Byline: William Boyd
Sophomore William Kervick spent his Halloween weekend migrating from Queens' campus to SouthPark Mall and the Charlotte Epicenter asking random women whether they were interested in trying out for a show on Oxygen television network.
On Nov 3, sophomore Leah Tsiabassis spent the entire day helping a television producer (who once produced MTV's "The Real World") complete necessary casting tasks.
After stumbling upon this internship opportunity in class, Kervick and Tsiabassis searched the Charlotte area to find women suitable for the cast of the hit cable series, The Bad Girls Club. Not only did they meet wannabe celebrities, they networked with important television producers and network employees.
The Bad Girls Club is a show about seven women constantly bickering and fist-fighting with one another while cohabitating in a large mansion. The typical bad girl is usually one with a short temper and an inflated self-image.
Dr. John McArthur informed them of the paid internship after their bi-weekly Integrated Strategic Communication course, a class both students took in Fall 2011. Both students sent McArthur their resume and cover letter so it could be forwarded to network employee Margaret Morales.

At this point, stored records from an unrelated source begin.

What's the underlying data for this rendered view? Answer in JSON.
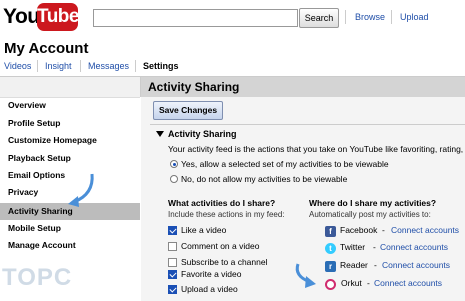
{
  "header": {
    "logo_you": "You",
    "logo_tube": "Tube",
    "search_value": "",
    "search_button": "Search",
    "links": [
      "Browse",
      "Upload"
    ]
  },
  "page": {
    "title": "My Account",
    "subnav": [
      "Videos",
      "Insight",
      "Messages",
      "Settings"
    ]
  },
  "sidebar": {
    "items": [
      "Overview",
      "Profile Setup",
      "Customize Homepage",
      "Playback Setup",
      "Email Options",
      "Privacy",
      "Activity Sharing",
      "Mobile Setup",
      "Manage Account"
    ],
    "active_index": 6
  },
  "main": {
    "title": "Activity Sharing",
    "save_button": "Save Changes",
    "section_title": "Activity Sharing",
    "description": "Your activity feed is the actions that you take on YouTube like favoriting, rating,",
    "radio_options": [
      {
        "label": "Yes, allow a selected set of my activities to be viewable",
        "checked": true
      },
      {
        "label": "No, do not allow my activities to be viewable",
        "checked": false
      }
    ],
    "share_what": {
      "heading": "What activities do I share?",
      "subtitle": "Include these actions in my feed:",
      "items": [
        {
          "label": "Like a video",
          "checked": true
        },
        {
          "label": "Comment on a video",
          "checked": false
        },
        {
          "label": "Subscribe to a channel",
          "checked": false
        },
        {
          "label": "Favorite a video",
          "checked": true
        },
        {
          "label": "Upload a video",
          "checked": true
        }
      ]
    },
    "share_where": {
      "heading": "Where do I share my activities?",
      "subtitle": "Automatically post my activities to:",
      "services": [
        {
          "name": "Facebook",
          "separator": "-",
          "link": "Connect accounts",
          "icon": "facebook-icon",
          "color": "#3b5998"
        },
        {
          "name": "Twitter",
          "separator": "-",
          "link": "Connect accounts",
          "icon": "twitter-icon",
          "color": "#33ccff"
        },
        {
          "name": "Reader",
          "separator": "-",
          "link": "Connect accounts",
          "icon": "google-reader-icon",
          "color": "#2a6db5"
        },
        {
          "name": "Orkut",
          "separator": "-",
          "link": "Connect accounts",
          "icon": "orkut-icon",
          "color": "#d02b6e"
        }
      ]
    }
  },
  "watermark": "TOPC",
  "colors": {
    "link": "#1f4ea8",
    "brand_red": "#cc181e",
    "arrow": "#4a8fd8"
  }
}
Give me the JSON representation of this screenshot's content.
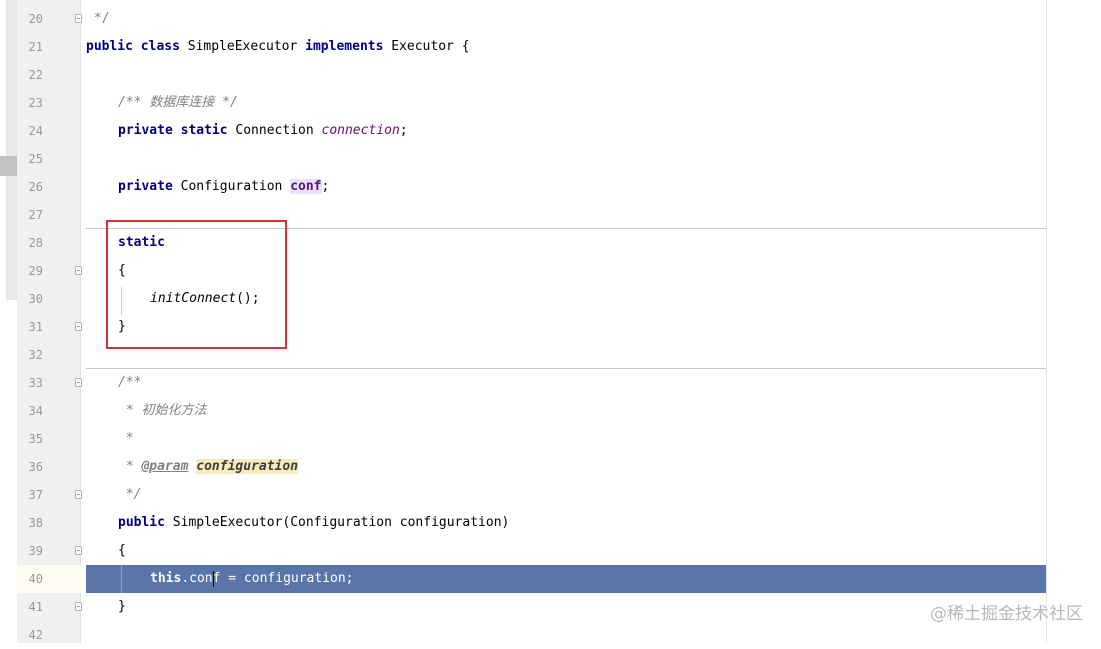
{
  "editor": {
    "lines": [
      {
        "no": "20",
        "text": " */"
      },
      {
        "no": "21",
        "kw1": "public class ",
        "name": "SimpleExecutor ",
        "kw2": "implements ",
        "iface": "Executor ",
        "brace": "{"
      },
      {
        "no": "22"
      },
      {
        "no": "23",
        "comment": "/** 数据库连接 */"
      },
      {
        "no": "24",
        "kw": "private static ",
        "type": "Connection ",
        "field": "connection",
        "end": ";"
      },
      {
        "no": "25"
      },
      {
        "no": "26",
        "kw": "private ",
        "type": "Configuration ",
        "field": "conf",
        "end": ";"
      },
      {
        "no": "27"
      },
      {
        "no": "28",
        "kw": "static"
      },
      {
        "no": "29",
        "brace": "{"
      },
      {
        "no": "30",
        "call": "initConnect",
        "args": "();"
      },
      {
        "no": "31",
        "brace": "}"
      },
      {
        "no": "32"
      },
      {
        "no": "33",
        "comment": "/**"
      },
      {
        "no": "34",
        "comment": " * 初始化方法"
      },
      {
        "no": "35",
        "comment": " *"
      },
      {
        "no": "36",
        "star": " * ",
        "tag": "@param",
        "param": "configuration"
      },
      {
        "no": "37",
        "comment": " */"
      },
      {
        "no": "38",
        "kw": "public ",
        "name": "SimpleExecutor",
        "sig": "(Configuration configuration)"
      },
      {
        "no": "39",
        "brace": "{"
      },
      {
        "no": "40",
        "kw": "this",
        "pre": ".con",
        "post": "f = configuration;"
      },
      {
        "no": "41",
        "brace": "}"
      },
      {
        "no": "42"
      }
    ]
  },
  "watermark": "@稀土掘金技术社区",
  "colors": {
    "keyword": "#000080",
    "field": "#660e7a",
    "comment": "#808080",
    "current_line": "#5a75aa",
    "highlight_box": "#d8353a"
  }
}
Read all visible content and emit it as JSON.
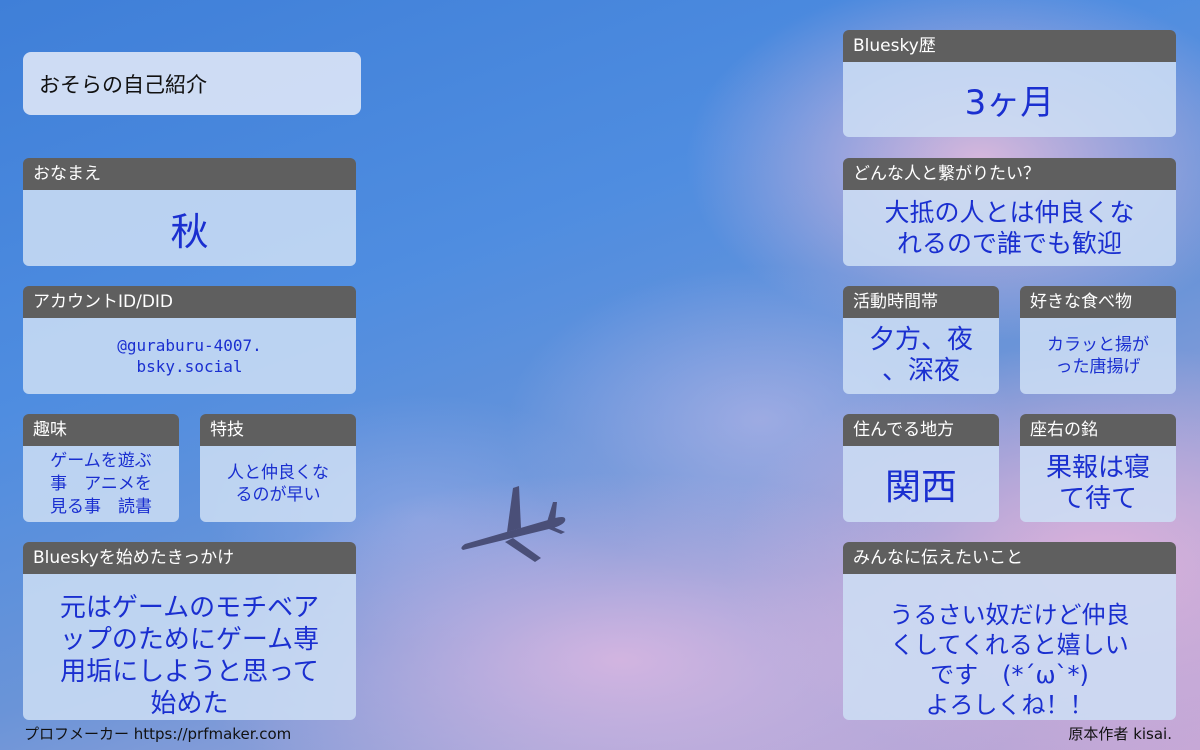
{
  "profile_title": "おそらの自己紹介",
  "fields": {
    "name": {
      "label": "おなまえ",
      "value": "秋"
    },
    "account_id": {
      "label": "アカウントID/DID",
      "value": "@guraburu-4007.\nbsky.social"
    },
    "hobby": {
      "label": "趣味",
      "value": "ゲームを遊ぶ\n事　アニメを\n見る事　読書"
    },
    "skill": {
      "label": "特技",
      "value": "人と仲良くな\nるのが早い"
    },
    "reason": {
      "label": "Blueskyを始めたきっかけ",
      "value": "元はゲームのモチベア\nップのためにゲーム専\n用垢にしようと思って\n始めた"
    },
    "bluesky_history": {
      "label": "Bluesky歴",
      "value": "3ヶ月"
    },
    "connect_with": {
      "label": "どんな人と繋がりたい？",
      "value": "大抵の人とは仲良くな\nれるので誰でも歓迎"
    },
    "active_time": {
      "label": "活動時間帯",
      "value": "夕方、夜\n、深夜"
    },
    "favorite_food": {
      "label": "好きな食べ物",
      "value": "カラッと揚が\nった唐揚げ"
    },
    "region": {
      "label": "住んでる地方",
      "value": "関西"
    },
    "motto": {
      "label": "座右の銘",
      "value": "果報は寝\nて待て"
    },
    "message": {
      "label": "みんなに伝えたいこと",
      "value": "うるさい奴だけど仲良\nくしてくれると嬉しい\nです　(*´ω`*)\nよろしくね！！"
    }
  },
  "footer": {
    "left": "プロフメーカー https://prfmaker.com",
    "right": "原本作者 kisai."
  },
  "colors": {
    "header_bg": "#5f5f5f",
    "value_text": "#1a2fd0",
    "card_bg": "#cddef5"
  },
  "icons": {
    "airplane": "airplane-icon"
  }
}
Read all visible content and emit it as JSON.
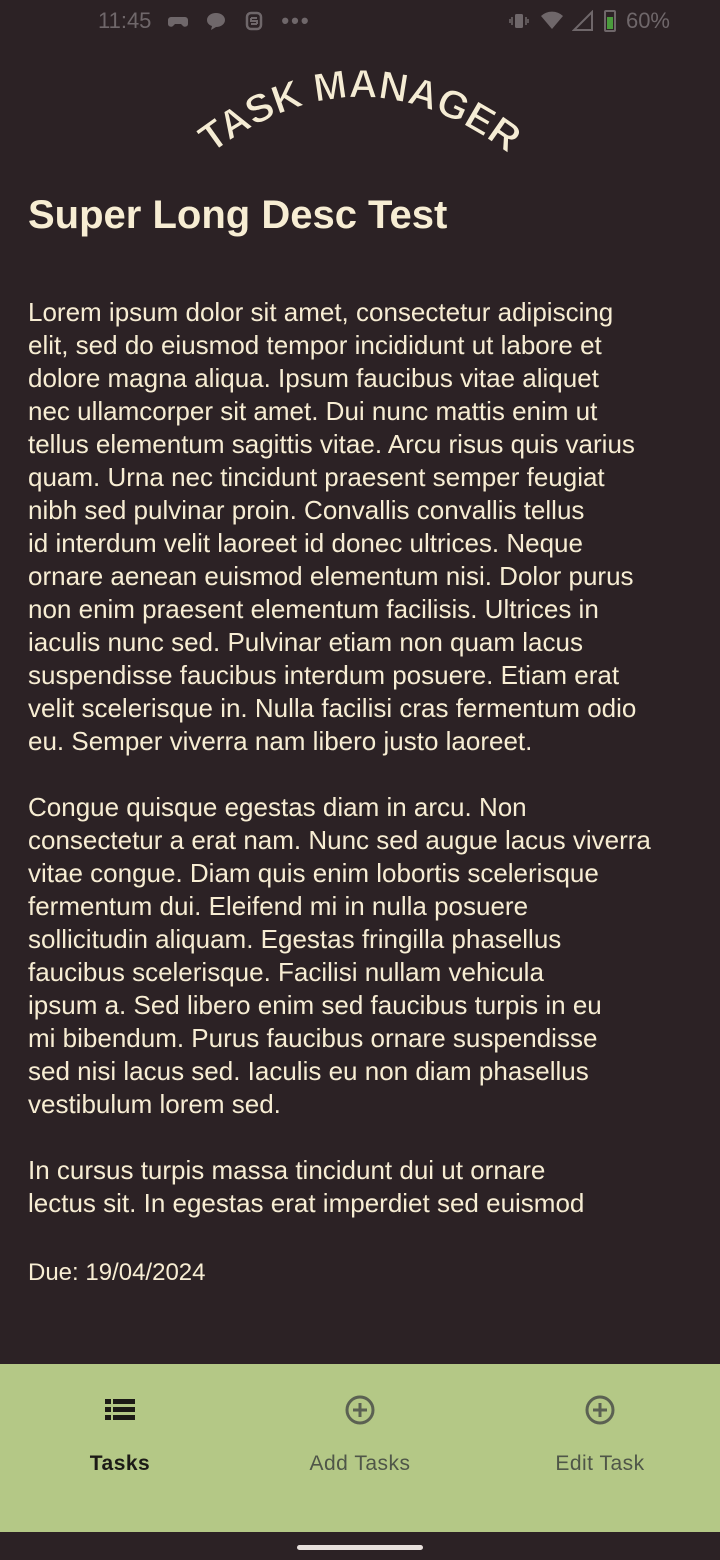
{
  "status_bar": {
    "time": "11:45",
    "more_dots": "•••",
    "battery_percent": "60%"
  },
  "app": {
    "logo_text": "TASK MANAGER"
  },
  "task": {
    "title": "Super Long Desc Test",
    "description_paragraphs": [
      "Lorem ipsum dolor sit amet, consectetur adipiscing\nelit, sed do eiusmod tempor incididunt ut labore et\ndolore magna aliqua. Ipsum faucibus vitae aliquet\nnec ullamcorper sit amet. Dui nunc mattis enim ut\ntellus elementum sagittis vitae. Arcu risus quis varius\nquam. Urna nec tincidunt praesent semper feugiat\nnibh sed pulvinar proin. Convallis convallis tellus\nid interdum velit laoreet id donec ultrices. Neque\nornare aenean euismod elementum nisi. Dolor purus\nnon enim praesent elementum facilisis. Ultrices in\niaculis nunc sed. Pulvinar etiam non quam lacus\nsuspendisse faucibus interdum posuere. Etiam erat\nvelit scelerisque in. Nulla facilisi cras fermentum odio\neu. Semper viverra nam libero justo laoreet.",
      "Congue quisque egestas diam in arcu. Non\nconsectetur a erat nam. Nunc sed augue lacus viverra\nvitae congue. Diam quis enim lobortis scelerisque\nfermentum dui. Eleifend mi in nulla posuere\nsollicitudin aliquam. Egestas fringilla phasellus\nfaucibus scelerisque. Facilisi nullam vehicula\nipsum a. Sed libero enim sed faucibus turpis in eu\nmi bibendum. Purus faucibus ornare suspendisse\nsed nisi lacus sed. Iaculis eu non diam phasellus\nvestibulum lorem sed.",
      "In cursus turpis massa tincidunt dui ut ornare\nlectus sit. In egestas erat imperdiet sed euismod\nnisi porta lorem mollis. Blandit massa enim nec"
    ],
    "due": "Due: 19/04/2024"
  },
  "bottom_nav": {
    "items": [
      {
        "label": "Tasks",
        "icon": "list-icon",
        "active": true
      },
      {
        "label": "Add Tasks",
        "icon": "add-circle-icon",
        "active": false
      },
      {
        "label": "Edit Task",
        "icon": "add-circle-icon",
        "active": false
      }
    ]
  },
  "colors": {
    "background": "#2c2225",
    "text": "#f7edd3",
    "nav_background": "#b4c886"
  }
}
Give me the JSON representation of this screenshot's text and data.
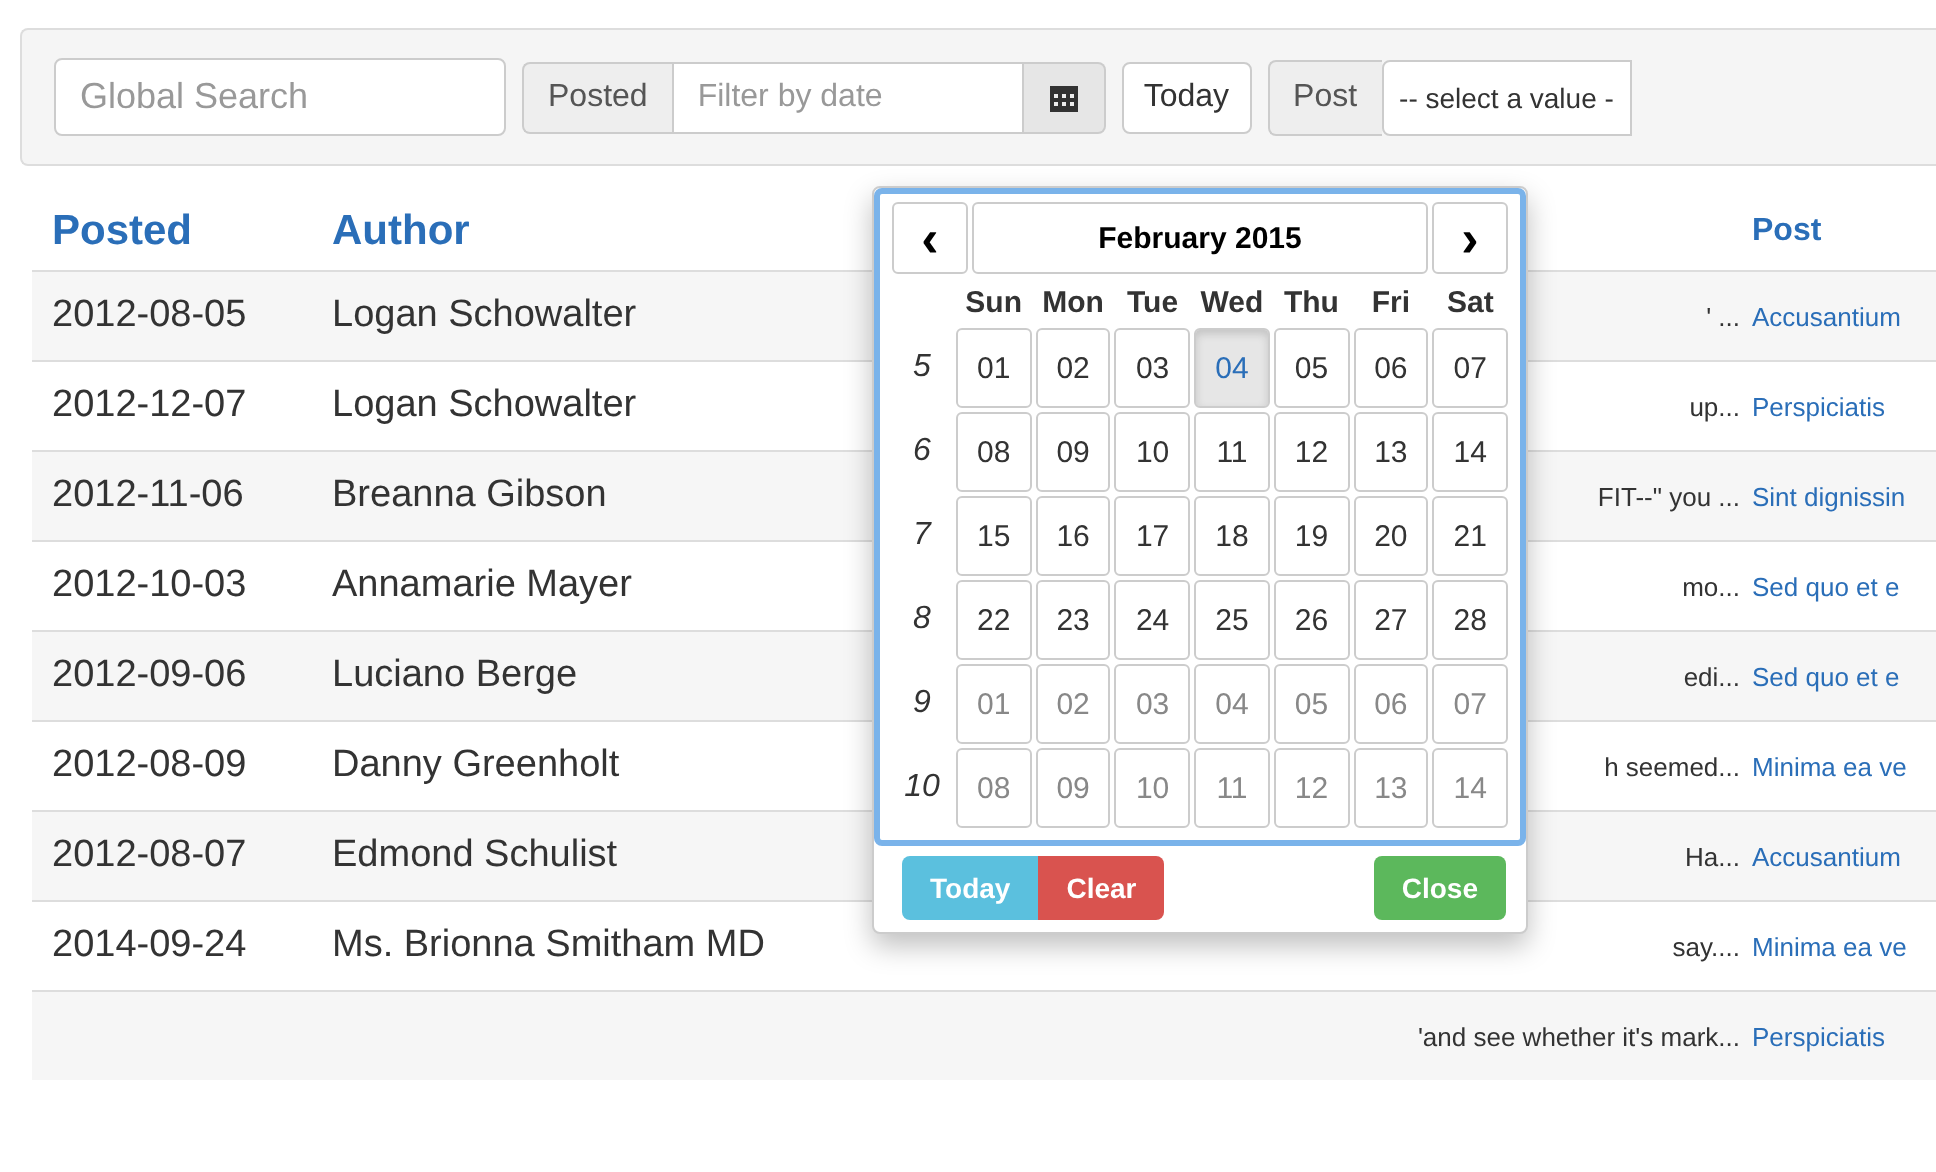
{
  "toolbar": {
    "search": {
      "placeholder": "Global Search"
    },
    "date_filter": {
      "label": "Posted",
      "placeholder": "Filter by date"
    },
    "today_button": "Today",
    "post_filter": {
      "label": "Post",
      "value": "-- select a value -"
    }
  },
  "table": {
    "columns": [
      "Posted",
      "Author",
      "Post"
    ],
    "rows": [
      {
        "posted": "2012-08-05",
        "author": "Logan Schowalter",
        "column_3": "' ...",
        "post": "Accusantium"
      },
      {
        "posted": "2012-12-07",
        "author": "Logan Schowalter",
        "column_3": "up...",
        "post": "Perspiciatis"
      },
      {
        "posted": "2012-11-06",
        "author": "Breanna Gibson",
        "column_3": "FIT--\" you ...",
        "post": "Sint dignissin"
      },
      {
        "posted": "2012-10-03",
        "author": "Annamarie Mayer",
        "column_3": "mo...",
        "post": "Sed quo et e"
      },
      {
        "posted": "2012-09-06",
        "author": "Luciano Berge",
        "column_3": "edi...",
        "post": "Sed quo et e"
      },
      {
        "posted": "2012-08-09",
        "author": "Danny Greenholt",
        "column_3": "h seemed...",
        "post": "Minima ea ve"
      },
      {
        "posted": "2012-08-07",
        "author": "Edmond Schulist",
        "column_3": "Ha...",
        "post": "Accusantium"
      },
      {
        "posted": "2014-09-24",
        "author": "Ms. Brionna Smitham MD",
        "column_3": "say....",
        "post": "Minima ea ve"
      },
      {
        "column_3": "'and see whether it's mark...",
        "post": "Perspiciatis"
      }
    ]
  },
  "datepicker": {
    "prev": "‹",
    "title": "February 2015",
    "next": "›",
    "weekdays": [
      "Sun",
      "Mon",
      "Tue",
      "Wed",
      "Thu",
      "Fri",
      "Sat"
    ],
    "weeks": [
      {
        "number": "5",
        "days": [
          {
            "day": "01",
            "muted": false,
            "selected": false
          },
          {
            "day": "02",
            "muted": false,
            "selected": false
          },
          {
            "day": "03",
            "muted": false,
            "selected": false
          },
          {
            "day": "04",
            "muted": false,
            "selected": true
          },
          {
            "day": "05",
            "muted": false,
            "selected": false
          },
          {
            "day": "06",
            "muted": false,
            "selected": false
          },
          {
            "day": "07",
            "muted": false,
            "selected": false
          }
        ]
      },
      {
        "number": "6",
        "days": [
          {
            "day": "08",
            "muted": false,
            "selected": false
          },
          {
            "day": "09",
            "muted": false,
            "selected": false
          },
          {
            "day": "10",
            "muted": false,
            "selected": false
          },
          {
            "day": "11",
            "muted": false,
            "selected": false
          },
          {
            "day": "12",
            "muted": false,
            "selected": false
          },
          {
            "day": "13",
            "muted": false,
            "selected": false
          },
          {
            "day": "14",
            "muted": false,
            "selected": false
          }
        ]
      },
      {
        "number": "7",
        "days": [
          {
            "day": "15",
            "muted": false,
            "selected": false
          },
          {
            "day": "16",
            "muted": false,
            "selected": false
          },
          {
            "day": "17",
            "muted": false,
            "selected": false
          },
          {
            "day": "18",
            "muted": false,
            "selected": false
          },
          {
            "day": "19",
            "muted": false,
            "selected": false
          },
          {
            "day": "20",
            "muted": false,
            "selected": false
          },
          {
            "day": "21",
            "muted": false,
            "selected": false
          }
        ]
      },
      {
        "number": "8",
        "days": [
          {
            "day": "22",
            "muted": false,
            "selected": false
          },
          {
            "day": "23",
            "muted": false,
            "selected": false
          },
          {
            "day": "24",
            "muted": false,
            "selected": false
          },
          {
            "day": "25",
            "muted": false,
            "selected": false
          },
          {
            "day": "26",
            "muted": false,
            "selected": false
          },
          {
            "day": "27",
            "muted": false,
            "selected": false
          },
          {
            "day": "28",
            "muted": false,
            "selected": false
          }
        ]
      },
      {
        "number": "9",
        "days": [
          {
            "day": "01",
            "muted": true,
            "selected": false
          },
          {
            "day": "02",
            "muted": true,
            "selected": false
          },
          {
            "day": "03",
            "muted": true,
            "selected": false
          },
          {
            "day": "04",
            "muted": true,
            "selected": false
          },
          {
            "day": "05",
            "muted": true,
            "selected": false
          },
          {
            "day": "06",
            "muted": true,
            "selected": false
          },
          {
            "day": "07",
            "muted": true,
            "selected": false
          }
        ]
      },
      {
        "number": "10",
        "days": [
          {
            "day": "08",
            "muted": true,
            "selected": false
          },
          {
            "day": "09",
            "muted": true,
            "selected": false
          },
          {
            "day": "10",
            "muted": true,
            "selected": false
          },
          {
            "day": "11",
            "muted": true,
            "selected": false
          },
          {
            "day": "12",
            "muted": true,
            "selected": false
          },
          {
            "day": "13",
            "muted": true,
            "selected": false
          },
          {
            "day": "14",
            "muted": true,
            "selected": false
          }
        ]
      }
    ],
    "buttons": [
      {
        "kind": "today",
        "label": "Today"
      },
      {
        "kind": "clear",
        "label": "Clear"
      },
      {
        "kind": "close",
        "label": "Close"
      }
    ]
  }
}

Each of the three nights, Kervick was required to find ten women interested in appearing on the show. He says, "I walked up to women and asked them questions like 'What makes you a bad girl?', 'What type of people don't you get along with?' so I could get a summary of what they are like."
Although Tsiabassis's responsibilities differed, she still contributed to the casting process. "My job title was producer's assistant. I checked in 130 people at Ed's Tavern and sat them down in groups of ten for their group interviews with the producer."
The expansive variety of women Kervick and Tsiabassis encountered stood out as the most memorable part their experiences. Kervick often came across women who were offended when asked if they were interested because of the show's negative reputation. One applicant gave a mixtape of her own originally recorded music to Tsiabassis, leaving her amused but unsure of what to do with the music compilation.
Tsiabassis networked with the producer and news reporters while fulfilling her given duties. She met a local Fox News reporter and exchanged contact information with hopes of earning another internship.
Kervick hopes the weekend-long opportunity leads to a summer internship program with the network. "Film has always been a passion, and I'm always looking for opportunities. They have another internship during the summer I'm going to look into but that one will be in Los Angeles."